Castorone był największym z trzech statków wykorzystanych do budowy gazociągu. W ciągu 35 dni pracy ułożył on ok. 150 km gazociągu na wodach głębokich. Drugi ze statków - Castoro Sei – zbudował ok. 104 km na wodach Polski i Danii, natomiast Castoro 10 – ok. 20 km na płytszych wodach u wybrzeża duńskiego. W trakcie prac statki były aktywne na morzu przez 24 godziny na dobę. W prace łącznie zaangażowano ok. 1100 osób, a wymiana załóg odbywała się m.in. z użyciem śmigłowca.
W trakcie prac wykorzystano też ok. 35 innych jednostek pływających, m.in. dowożących rury do statków układających je na dnie morza, pogłębiających dno morskie, zrzucających materiał skalny oraz badających dno z wykorzystaniem zdalnie sterowanych robotów podwodnych.
Podczas układania gazociągu wykonano też wszystkie niezbędne skrzyżowania z infrastrukturą podmorską stron trzecich, a każde z nich zostało odpowiednio zabezpieczone.

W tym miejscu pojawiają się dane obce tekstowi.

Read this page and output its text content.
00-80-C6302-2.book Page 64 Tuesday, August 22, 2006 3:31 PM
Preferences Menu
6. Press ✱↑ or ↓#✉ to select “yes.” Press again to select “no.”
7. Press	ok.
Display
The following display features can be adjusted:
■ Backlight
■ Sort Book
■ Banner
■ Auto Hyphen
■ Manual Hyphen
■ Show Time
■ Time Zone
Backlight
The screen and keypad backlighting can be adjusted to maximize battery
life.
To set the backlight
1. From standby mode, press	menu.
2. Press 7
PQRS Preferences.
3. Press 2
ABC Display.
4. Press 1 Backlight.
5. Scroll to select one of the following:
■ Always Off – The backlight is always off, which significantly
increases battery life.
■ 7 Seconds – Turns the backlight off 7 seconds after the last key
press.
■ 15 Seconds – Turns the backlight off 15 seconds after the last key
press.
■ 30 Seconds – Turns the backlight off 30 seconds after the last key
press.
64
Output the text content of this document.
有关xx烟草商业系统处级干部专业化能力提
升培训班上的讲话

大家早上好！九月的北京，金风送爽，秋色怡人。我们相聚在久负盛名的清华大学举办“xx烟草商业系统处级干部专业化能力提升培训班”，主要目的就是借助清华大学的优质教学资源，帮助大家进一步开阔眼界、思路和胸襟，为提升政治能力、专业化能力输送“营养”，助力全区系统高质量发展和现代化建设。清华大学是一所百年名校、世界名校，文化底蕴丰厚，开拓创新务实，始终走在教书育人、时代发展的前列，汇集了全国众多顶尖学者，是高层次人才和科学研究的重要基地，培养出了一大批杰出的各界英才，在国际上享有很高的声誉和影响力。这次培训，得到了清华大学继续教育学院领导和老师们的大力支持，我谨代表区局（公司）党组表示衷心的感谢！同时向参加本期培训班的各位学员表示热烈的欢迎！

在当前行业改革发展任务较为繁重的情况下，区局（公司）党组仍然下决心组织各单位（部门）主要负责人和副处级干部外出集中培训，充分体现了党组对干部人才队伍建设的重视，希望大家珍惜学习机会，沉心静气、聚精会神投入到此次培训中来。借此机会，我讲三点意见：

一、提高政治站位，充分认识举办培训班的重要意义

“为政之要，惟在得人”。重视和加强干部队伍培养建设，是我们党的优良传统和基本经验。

W ramach prac morskich wydrążono też dwa tunele w miejscach wyjścia gazociągu podmorskiego na ląd. W Polsce tunel ma długość ok. 600 metrów, a w Danii ok. 1000 metrów.
Inwestycja Baltic Pipe została uznana przez Komisję Europejską za „Projekt o znaczeniu wspólnotowym” (PCI) i posiada ten status nieprzerwanie od 2013 roku. Projekt otrzymał wsparcie finansowe Unii Europejskiej w ramach instrumentu „Łącząc Europę” (CEF). Łącznie wysokość przyznanego dotychczas dofinansowania wynosi 266,8 mln EUR. Kwota ta jest przeznaczona m.in. na realizację prac projektowych, uzyskanie niezbędnych pozwoleń administracyjnych oraz na realizację prac budowlano-montażowych.